Here are some details from the conference call I just had with Senator John McCain. On last night’s results, the Senator was quick to point out that negative campaigning had worked against Mitt Romney, and that he hoped Romney would drop the tactic, as he’s not interested in going tit-for-tat from here on. Although, he never said he wouldn’t go tit-for-tat, and later in the call acknowledged that going negative can move campaigns along.

What’s most evident was the Senator’s embracing the “agent of change” mantra, of which every candidate has recently wanted to take partial ownership. In McCain’s case, the claim is particularly credible. He was pushing for a change in Iraq strategy while most Republicans were still blaming the bad news solely on the press. He pointed out that he proposed scrapping the Rumsfeld plan so early on that John Edwards took to labeling the troop surge “the McCain surge.” As a proponent of the most critical change in recent U.S. foreign affairs, the Senator should be able to point to the success of the troop surge and embarrass both Democrats and Republicans into dropping the whole change angle.

He was exhilarated about his townhall meeting with Joe Lieberman last night, calling it the highlight of his political career. The Senator emphasized that Lieberman is an independent Democrat, while pointing out that this bi-partisan townhall meeting was a first, as far as he knew. A bit later he stressed that he’s the only Republican talked about as being attractive to independent voters, and added that this bodes well in a general election. I pointed out that one could surmise that a McCain-Lieberman ticket is something he’s more than casually mulling around.
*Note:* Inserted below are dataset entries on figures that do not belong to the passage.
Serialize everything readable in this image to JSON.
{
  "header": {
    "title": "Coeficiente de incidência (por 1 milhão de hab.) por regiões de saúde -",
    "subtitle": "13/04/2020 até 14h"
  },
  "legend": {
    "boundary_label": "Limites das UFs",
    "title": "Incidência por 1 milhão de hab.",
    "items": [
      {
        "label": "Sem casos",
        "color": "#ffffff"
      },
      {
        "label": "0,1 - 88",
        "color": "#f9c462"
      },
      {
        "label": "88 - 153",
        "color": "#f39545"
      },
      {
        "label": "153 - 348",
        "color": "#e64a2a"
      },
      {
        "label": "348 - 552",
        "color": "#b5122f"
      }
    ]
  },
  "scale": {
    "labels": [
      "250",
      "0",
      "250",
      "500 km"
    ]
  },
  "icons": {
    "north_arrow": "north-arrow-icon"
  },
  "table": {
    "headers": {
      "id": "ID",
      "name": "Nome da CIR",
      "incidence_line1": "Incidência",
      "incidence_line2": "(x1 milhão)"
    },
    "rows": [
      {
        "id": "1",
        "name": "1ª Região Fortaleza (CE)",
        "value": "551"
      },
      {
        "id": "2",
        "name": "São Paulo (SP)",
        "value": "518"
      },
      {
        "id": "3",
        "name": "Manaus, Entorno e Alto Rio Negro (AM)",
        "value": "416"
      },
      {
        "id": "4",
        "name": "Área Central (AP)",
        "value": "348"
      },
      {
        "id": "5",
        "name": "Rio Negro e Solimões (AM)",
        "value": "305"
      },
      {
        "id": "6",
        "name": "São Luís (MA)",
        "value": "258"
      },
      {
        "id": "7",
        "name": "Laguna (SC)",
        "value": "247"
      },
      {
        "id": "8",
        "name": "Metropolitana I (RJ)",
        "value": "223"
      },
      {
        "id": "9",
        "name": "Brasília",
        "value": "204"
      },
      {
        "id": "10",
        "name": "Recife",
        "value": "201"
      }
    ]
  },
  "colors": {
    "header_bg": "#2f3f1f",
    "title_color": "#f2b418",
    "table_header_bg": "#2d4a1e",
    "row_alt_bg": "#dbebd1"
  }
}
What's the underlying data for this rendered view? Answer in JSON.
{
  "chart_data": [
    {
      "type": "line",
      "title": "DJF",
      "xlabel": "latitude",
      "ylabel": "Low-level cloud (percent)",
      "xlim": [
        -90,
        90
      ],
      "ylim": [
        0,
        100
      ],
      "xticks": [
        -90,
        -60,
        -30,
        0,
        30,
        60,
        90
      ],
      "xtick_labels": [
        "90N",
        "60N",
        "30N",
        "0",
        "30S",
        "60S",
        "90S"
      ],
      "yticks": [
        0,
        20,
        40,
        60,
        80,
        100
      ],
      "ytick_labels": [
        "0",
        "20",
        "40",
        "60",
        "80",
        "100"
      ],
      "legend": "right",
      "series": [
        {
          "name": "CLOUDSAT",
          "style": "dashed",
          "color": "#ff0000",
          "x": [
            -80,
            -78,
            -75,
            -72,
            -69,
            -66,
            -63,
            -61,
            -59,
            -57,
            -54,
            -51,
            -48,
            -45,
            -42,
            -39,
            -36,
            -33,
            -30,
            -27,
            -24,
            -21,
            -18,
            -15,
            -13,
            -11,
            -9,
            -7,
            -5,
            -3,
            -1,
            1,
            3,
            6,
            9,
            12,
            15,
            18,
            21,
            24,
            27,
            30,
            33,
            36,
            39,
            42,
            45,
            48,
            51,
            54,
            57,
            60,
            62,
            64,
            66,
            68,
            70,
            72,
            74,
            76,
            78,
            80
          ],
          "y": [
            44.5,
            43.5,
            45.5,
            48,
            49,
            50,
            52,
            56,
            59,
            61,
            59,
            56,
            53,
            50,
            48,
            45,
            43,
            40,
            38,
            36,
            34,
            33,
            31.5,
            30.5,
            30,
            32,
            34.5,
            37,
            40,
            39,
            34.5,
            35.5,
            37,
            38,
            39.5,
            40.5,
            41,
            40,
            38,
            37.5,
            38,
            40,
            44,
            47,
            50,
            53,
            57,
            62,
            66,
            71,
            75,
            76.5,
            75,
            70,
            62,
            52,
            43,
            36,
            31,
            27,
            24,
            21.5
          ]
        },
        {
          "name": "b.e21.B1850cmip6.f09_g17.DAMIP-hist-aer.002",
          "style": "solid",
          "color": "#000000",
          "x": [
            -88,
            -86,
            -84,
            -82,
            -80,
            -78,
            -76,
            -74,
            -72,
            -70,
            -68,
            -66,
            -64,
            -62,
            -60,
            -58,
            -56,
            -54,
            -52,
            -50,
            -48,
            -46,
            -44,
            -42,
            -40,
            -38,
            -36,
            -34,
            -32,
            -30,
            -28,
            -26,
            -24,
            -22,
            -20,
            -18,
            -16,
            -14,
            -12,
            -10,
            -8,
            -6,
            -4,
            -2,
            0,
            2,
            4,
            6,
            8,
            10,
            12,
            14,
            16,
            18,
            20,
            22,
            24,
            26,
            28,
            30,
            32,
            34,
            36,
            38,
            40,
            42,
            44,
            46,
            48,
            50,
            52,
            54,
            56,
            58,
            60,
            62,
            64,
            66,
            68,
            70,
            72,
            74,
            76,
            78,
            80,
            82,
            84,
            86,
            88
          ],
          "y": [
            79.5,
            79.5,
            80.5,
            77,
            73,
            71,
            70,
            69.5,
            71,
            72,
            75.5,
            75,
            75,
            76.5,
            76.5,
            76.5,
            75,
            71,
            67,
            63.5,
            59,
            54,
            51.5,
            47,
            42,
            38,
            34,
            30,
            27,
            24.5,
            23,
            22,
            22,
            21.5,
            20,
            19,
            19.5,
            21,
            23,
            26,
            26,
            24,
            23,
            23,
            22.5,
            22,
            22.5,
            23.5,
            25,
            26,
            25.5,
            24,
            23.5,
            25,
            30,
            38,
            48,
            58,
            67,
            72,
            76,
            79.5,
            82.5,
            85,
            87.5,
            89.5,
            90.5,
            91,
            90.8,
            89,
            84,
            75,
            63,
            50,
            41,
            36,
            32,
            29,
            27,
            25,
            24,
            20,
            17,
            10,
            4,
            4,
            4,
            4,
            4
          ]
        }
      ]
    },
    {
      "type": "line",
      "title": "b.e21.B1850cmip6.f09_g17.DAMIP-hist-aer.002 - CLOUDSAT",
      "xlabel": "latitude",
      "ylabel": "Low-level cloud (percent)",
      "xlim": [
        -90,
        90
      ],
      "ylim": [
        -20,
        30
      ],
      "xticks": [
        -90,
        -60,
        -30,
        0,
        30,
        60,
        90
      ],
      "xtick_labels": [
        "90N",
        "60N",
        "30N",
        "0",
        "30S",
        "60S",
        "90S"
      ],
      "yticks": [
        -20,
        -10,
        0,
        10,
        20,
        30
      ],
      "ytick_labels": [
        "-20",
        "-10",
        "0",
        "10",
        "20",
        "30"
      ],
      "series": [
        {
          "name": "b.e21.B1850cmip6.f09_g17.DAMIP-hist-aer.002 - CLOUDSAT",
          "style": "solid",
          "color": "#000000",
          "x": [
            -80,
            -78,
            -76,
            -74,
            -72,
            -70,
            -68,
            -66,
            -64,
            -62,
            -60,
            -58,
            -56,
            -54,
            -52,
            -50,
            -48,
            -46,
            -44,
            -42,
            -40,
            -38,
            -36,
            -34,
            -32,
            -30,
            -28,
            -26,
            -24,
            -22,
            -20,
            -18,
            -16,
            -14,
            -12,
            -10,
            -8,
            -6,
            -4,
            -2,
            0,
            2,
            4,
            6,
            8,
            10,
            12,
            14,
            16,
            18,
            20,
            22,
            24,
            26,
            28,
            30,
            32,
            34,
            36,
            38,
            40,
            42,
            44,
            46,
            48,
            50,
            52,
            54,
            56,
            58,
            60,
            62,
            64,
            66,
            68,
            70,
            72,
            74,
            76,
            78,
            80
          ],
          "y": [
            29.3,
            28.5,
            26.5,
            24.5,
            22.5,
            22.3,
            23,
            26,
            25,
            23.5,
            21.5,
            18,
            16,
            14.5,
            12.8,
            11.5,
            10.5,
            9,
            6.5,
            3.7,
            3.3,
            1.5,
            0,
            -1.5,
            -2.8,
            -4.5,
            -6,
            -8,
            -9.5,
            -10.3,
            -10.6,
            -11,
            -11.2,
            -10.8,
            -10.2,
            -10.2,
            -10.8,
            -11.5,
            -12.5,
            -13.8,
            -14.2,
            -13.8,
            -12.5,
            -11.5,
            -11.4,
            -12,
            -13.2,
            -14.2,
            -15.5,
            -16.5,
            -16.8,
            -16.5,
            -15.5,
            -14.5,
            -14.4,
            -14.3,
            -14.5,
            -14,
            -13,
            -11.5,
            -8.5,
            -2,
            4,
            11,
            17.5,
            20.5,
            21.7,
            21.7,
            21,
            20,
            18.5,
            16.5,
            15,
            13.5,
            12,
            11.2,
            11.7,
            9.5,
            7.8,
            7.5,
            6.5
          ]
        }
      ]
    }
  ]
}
Senator McCain said that vice presidential predictions are good fun and games, but, in any case, Lieberman would certainly play a large national security role in a McCain presidency. He pointed to Senator Lieberman’s assessment of the Iranian threat as particularly indicative of his keen sense on national security. “But right now, I just came in third,” he said. “After I win on February 5, we’ll revisit this conversation.” That conversation may come courtesy of Mitt Romney.